MT: You’re rapidly becoming my favorite author, but not just me. My grandmother keeps a hardcover of My Lovely Wife on her table. She tells people like her dog groomers to read the book, and they love it. My mother is very serious about our “quality time” listening to the audio of My Lovely Wife and will not hesitate to shush me if I comment on a scary or funny scene. What do you think is so appealing to, really, everyone about your books?
SD: Thank you so much! I have no idea why it’s so appealing, but I’m so grateful that it is! My Lovely Wife is a pretty dark book, so I didn’t know how many people would like it. I’m so happy to learn there are a lot of people who enjoy this sort of dark, satirical type of thriller.
MT: In My Lovely Wife, we see bonds between husband and wife, and we do to an extent with He Started It as well, but what about the bonds between siblings? What’s so interesting to you and other crime writers about family connections of various kinds, and which did you have more fun writing about and examining? Which did you feel you learned more about when you wrote?
SD: Siblings have a bond, and a shared history, like no other. You may have friends you grew up with, but they didn’t have the same parents and they didn’t live in the same house. Your siblings did. They know exactly how to push your buttons. They know embarrassing things about your childhood – who you had a crush on, who broke your heart, the bad things you got away with and the ones you didn’t. It’s really a relationship that can’t ever be replicated because it happened during your formative years, and that’s fascinating to me.

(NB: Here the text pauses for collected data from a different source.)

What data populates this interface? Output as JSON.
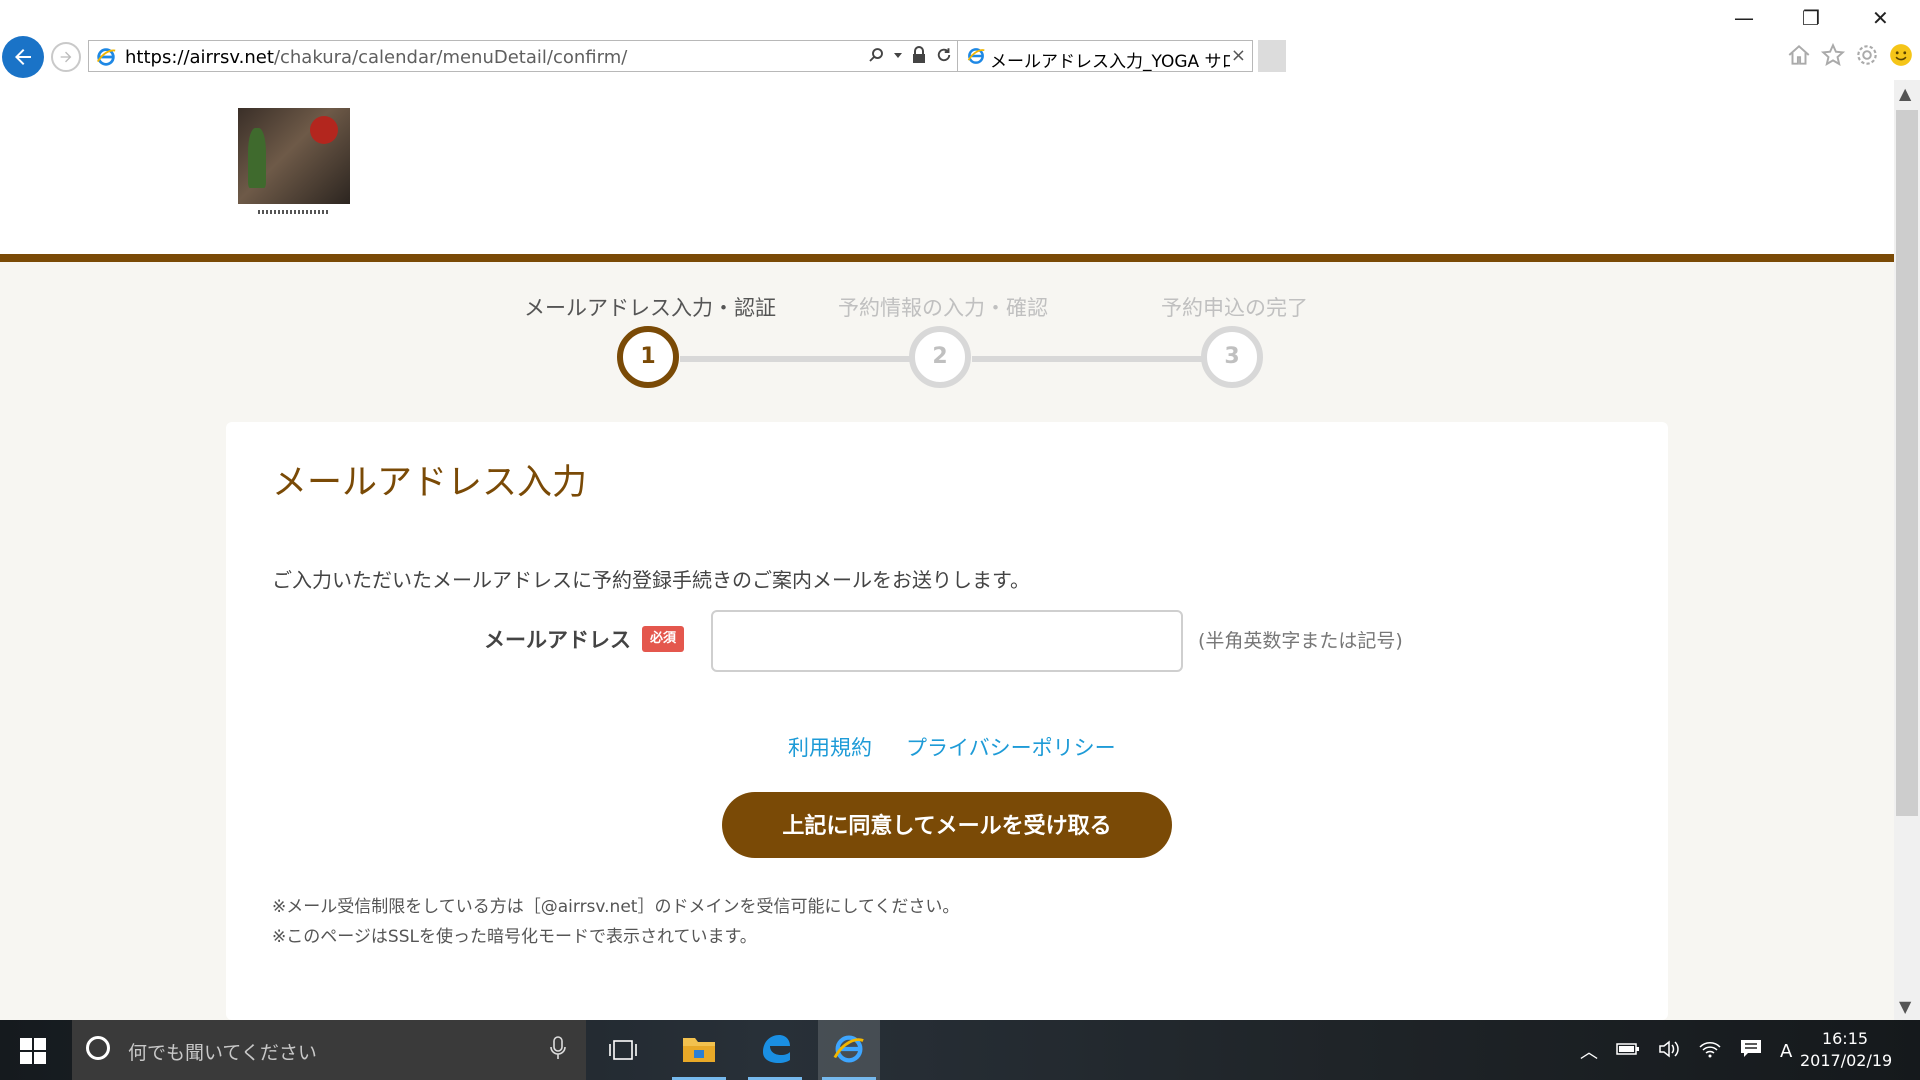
{
  "browser": {
    "url_prefix": "https://airrsv.net",
    "url_path": "/chakura/calendar/menuDetail/confirm/",
    "tab_title": "メールアドレス入力_YOGA サロン...",
    "tab_close": "×"
  },
  "window": {
    "minimize": "—",
    "restore": "❐",
    "close": "✕"
  },
  "steps": [
    {
      "label": "メールアドレス入力・認証",
      "number": "1",
      "active": true
    },
    {
      "label": "予約情報の入力・確認",
      "number": "2",
      "active": false
    },
    {
      "label": "予約申込の完了",
      "number": "3",
      "active": false
    }
  ],
  "form": {
    "title": "メールアドレス入力",
    "intro": "ご入力いただいたメールアドレスに予約登録手続きのご案内メールをお送りします。",
    "email_label": "メールアドレス",
    "required_badge": "必須",
    "email_value": "",
    "email_hint": "(半角英数字または記号)",
    "links": {
      "terms": "利用規約",
      "privacy": "プライバシーポリシー"
    },
    "submit_label": "上記に同意してメールを受け取る",
    "notes": [
      "※メール受信制限をしている方は［@airrsv.net］のドメインを受信可能にしてください。",
      "※このページはSSLを使った暗号化モードで表示されています。"
    ]
  },
  "taskbar": {
    "search_placeholder": "何でも聞いてください",
    "ime_indicator": "A",
    "time": "16:15",
    "date": "2017/02/19"
  },
  "colors": {
    "brand": "#7a4a06",
    "link": "#1e9bd7",
    "required": "#e4574d",
    "inactive_step": "#d8d8d8"
  },
  "icons": [
    "back-icon",
    "forward-icon",
    "ie-icon",
    "search-icon",
    "lock-icon",
    "refresh-icon",
    "home-icon",
    "star-icon",
    "gear-icon",
    "smiley-icon",
    "windows-icon",
    "microphone-icon",
    "task-view-icon",
    "folder-icon",
    "edge-icon",
    "wifi-icon",
    "volume-icon",
    "battery-icon",
    "notification-icon"
  ]
}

MT: What’s the most important thing you feel you’ve learned when you’ve written, and will you share it with readers?
SD: The most important thing is how I feel when I’m writing. If I’m bored, the reader will be bored. Guaranteed. That’s when I use the delete button. A lot of writers will disagree with me on that, and I know a lot of writers save everything they’ve written, even if they don’t look at it ever again. I don’t. If it doesn’t work, and I know it doesn’t work, there’s no point is saving it. Delete.
MT: Can you give us a hint as to what’s coming next? Do you have a work in process?
SD: I’m currently in edits for my third book. It’s another thriller but that’s all I can say right now!
MT: Samantha, THANK YOU so much for letting me interview you. We at Writers Tell All love you so much. I am so thankful that you exist at all and that you’re sharing your work with the world. Your novels have helped save me in various ways when I needed them, and I’m sure they will continue to do the same for various other readers. Thank you, and please, if you have any lingering questions, comments, or thoughts, leave them below. Thank you again.
SD: Thank you so much for having me! These have been really thought-provoking questions, and I truly appreciate that. You’ve been a fantastic supporter of my books and I can’t thank you enough!